ICJR bahkan mendorong agar layanan kesehatan ini tidak hanya kepada korban KDRT, namun juga kepada korban kekerasan lainnya terutama korban kejahatan seksual.

TAMBAH BEBAN KORBAN - Kendati menjadi alat bukti dalam proses hukum, sehingga seharusnya menjadi bagian proses penanganan perkara dan dibiayai negara, kenyataannya biaya visum kerap menjadi persoalan karena dibebankan kepada korban yang sudah menderita.

Direktur Lembaga Kajian dan Pengembangan Sumber Daya Manusia (Lakpesdam) Nahdlatul Ulama, Maya Dina RM sempat memprotes tidak dimasukannya anggaran untuk visum dalam APBD Kabupaten Jepara. Maya pun mendesak pemerintah setempat menyediakan dana untuk membiayai visum terhadap korban KDRT.

Sebab menurut Maya di Kabupaten Jepara dalam setahun bisa terdapat 30 kasus korban kekerasan seksual yang menimpa anak di bawah umur. Jika ditambah korban kekerasan dalam rumah tangga bisa jumlahnya bisa mencapai 100 kasus. "Mereka ketika divisum harus bayar sendiri," ungkap Maya beberapa waktu lalu.

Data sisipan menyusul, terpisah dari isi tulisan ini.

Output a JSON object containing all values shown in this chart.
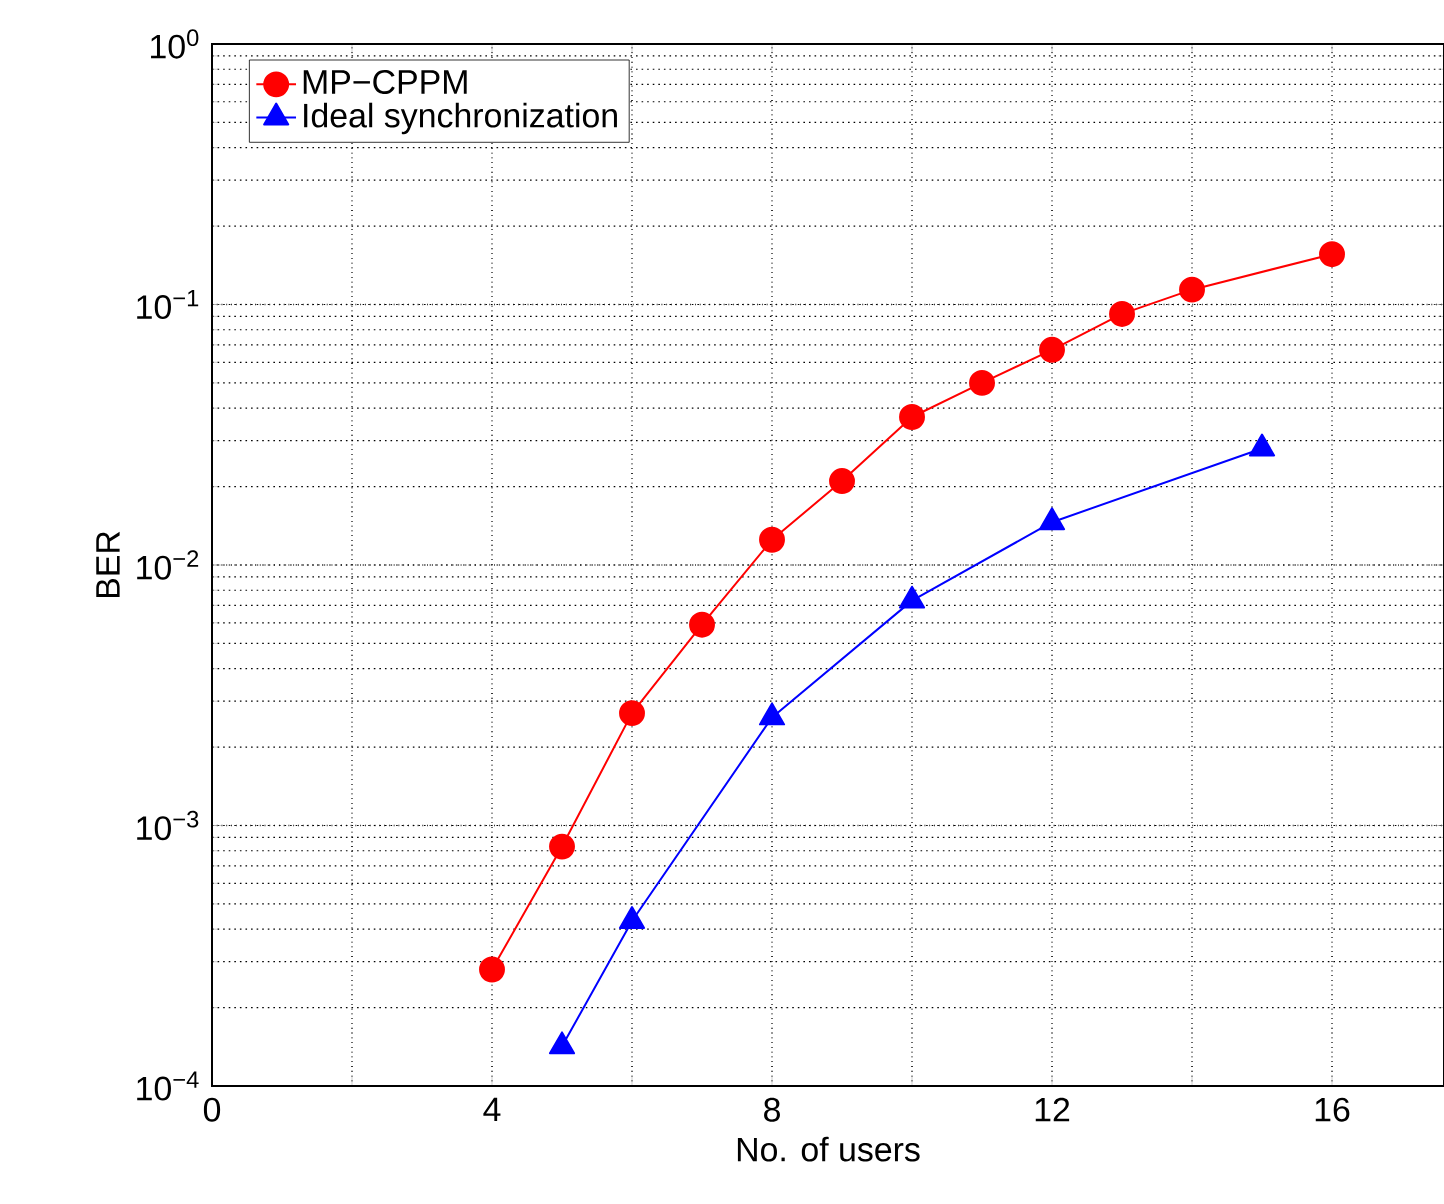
{
  "chart_data": {
    "type": "line",
    "xlabel": "No. of users",
    "ylabel": "BER",
    "log": "y",
    "grid": true,
    "legend": "top left",
    "line_style": "solid",
    "xlim": [
      0,
      17.6
    ],
    "ylim": [
      0.0001,
      1
    ],
    "xticks": [
      0,
      {
        "value": 2,
        "label": null
      },
      4,
      {
        "value": 6,
        "label": null
      },
      8,
      {
        "value": 10,
        "label": null
      },
      12,
      {
        "value": 14,
        "label": null
      },
      16
    ],
    "yticks": [
      {
        "value": 0.0001,
        "label": "10$^{−4}$"
      },
      {
        "value": 0.001,
        "label": "10$^{−3}$"
      },
      {
        "value": 0.01,
        "label": "10$^{−2}$"
      },
      {
        "value": 0.1,
        "label": "10$^{−1}$"
      },
      {
        "value": 1,
        "label": "10$^{0}$"
      }
    ],
    "series": [
      {
        "name": "MP−CPPM",
        "color": "#ff0000",
        "marker": "circle",
        "x": [
          4,
          5,
          6,
          7,
          8,
          9,
          10,
          11,
          12,
          13,
          14,
          16
        ],
        "values": [
          0.00028,
          0.00083,
          0.0027,
          0.0059,
          0.0125,
          0.021,
          0.037,
          0.05,
          0.067,
          0.092,
          0.114,
          0.156
        ]
      },
      {
        "name": "Ideal synchronization",
        "color": "#0000ff",
        "marker": "triangle",
        "x": [
          5,
          6,
          8,
          10,
          12,
          15
        ],
        "values": [
          0.000142,
          0.00043,
          0.0026,
          0.0073,
          0.0146,
          0.028
        ]
      }
    ]
  }
}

Hal ini menurutnya kian menambah beban bagi korban yang sudah menderita.
Namun pemerintah setempat mengaku akan merespons keluhan Maya soal tidak tersedianya dana untuk visum korban KDRT.

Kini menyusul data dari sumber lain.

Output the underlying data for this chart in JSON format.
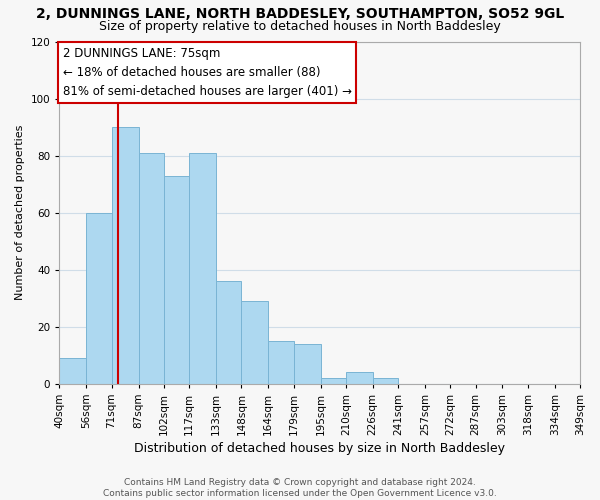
{
  "title": "2, DUNNINGS LANE, NORTH BADDESLEY, SOUTHAMPTON, SO52 9GL",
  "subtitle": "Size of property relative to detached houses in North Baddesley",
  "xlabel": "Distribution of detached houses by size in North Baddesley",
  "ylabel": "Number of detached properties",
  "bar_color": "#add8f0",
  "bar_edge_color": "#7ab4d4",
  "bins": [
    40,
    56,
    71,
    87,
    102,
    117,
    133,
    148,
    164,
    179,
    195,
    210,
    226,
    241,
    257,
    272,
    287,
    303,
    318,
    334,
    349
  ],
  "bin_labels": [
    "40sqm",
    "56sqm",
    "71sqm",
    "87sqm",
    "102sqm",
    "117sqm",
    "133sqm",
    "148sqm",
    "164sqm",
    "179sqm",
    "195sqm",
    "210sqm",
    "226sqm",
    "241sqm",
    "257sqm",
    "272sqm",
    "287sqm",
    "303sqm",
    "318sqm",
    "334sqm",
    "349sqm"
  ],
  "counts": [
    9,
    60,
    90,
    81,
    73,
    81,
    36,
    29,
    15,
    14,
    2,
    4,
    2,
    0,
    0,
    0,
    0,
    0,
    0,
    0
  ],
  "ylim": [
    0,
    120
  ],
  "yticks": [
    0,
    20,
    40,
    60,
    80,
    100,
    120
  ],
  "vline_x": 75,
  "vline_color": "#cc0000",
  "ann_line1": "2 DUNNINGS LANE: 75sqm",
  "ann_line2": "← 18% of detached houses are smaller (88)",
  "ann_line3": "81% of semi-detached houses are larger (401) →",
  "footer_text": "Contains HM Land Registry data © Crown copyright and database right 2024.\nContains public sector information licensed under the Open Government Licence v3.0.",
  "background_color": "#f7f7f7",
  "grid_color": "#d0dde8",
  "title_fontsize": 10,
  "subtitle_fontsize": 9,
  "xlabel_fontsize": 9,
  "ylabel_fontsize": 8,
  "tick_fontsize": 7.5,
  "ann_fontsize": 8.5,
  "footer_fontsize": 6.5
}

Sementara di Kota Tarakan, Kalimantan Utara sejak awal Februari 2017 juga tak lagi menggratiskan biaya untuk visum bagi korban tindak kejahatan. Korban diharuskan membayar sendiri biaya pemeriksaan visum tersebut.

"Untuk proses hukum terhadap pelaku KDRT dan cabul, pihak kepolisian membutuhkan alat bukti. Di antaranya hasil visum dari rumah sakit terhadap para korban. Namun kini biaya visum di rumah sakit tidak lagi ditanggung oleh Pemerintah Kota (Pemkot) Tarakan, tetapi ditanggung sendiri oleh korban," ujar Humas Polres Tarakan Zebua kepada surat kabar lokal, Rabu (22/3)..   

Menurutnya biaya visum untuk korban KDRT berkisar antara Rp300 ribu. Sedangkan untuk biaya visum korban pencabulan berkisar Rp700 ribu. Sehingga memang diperlukan regulasi yang jelas oleh pemerintah terkait pembiayaan pemeriksaan visum agar korban yang sudah menderita harus dibebankan kembali.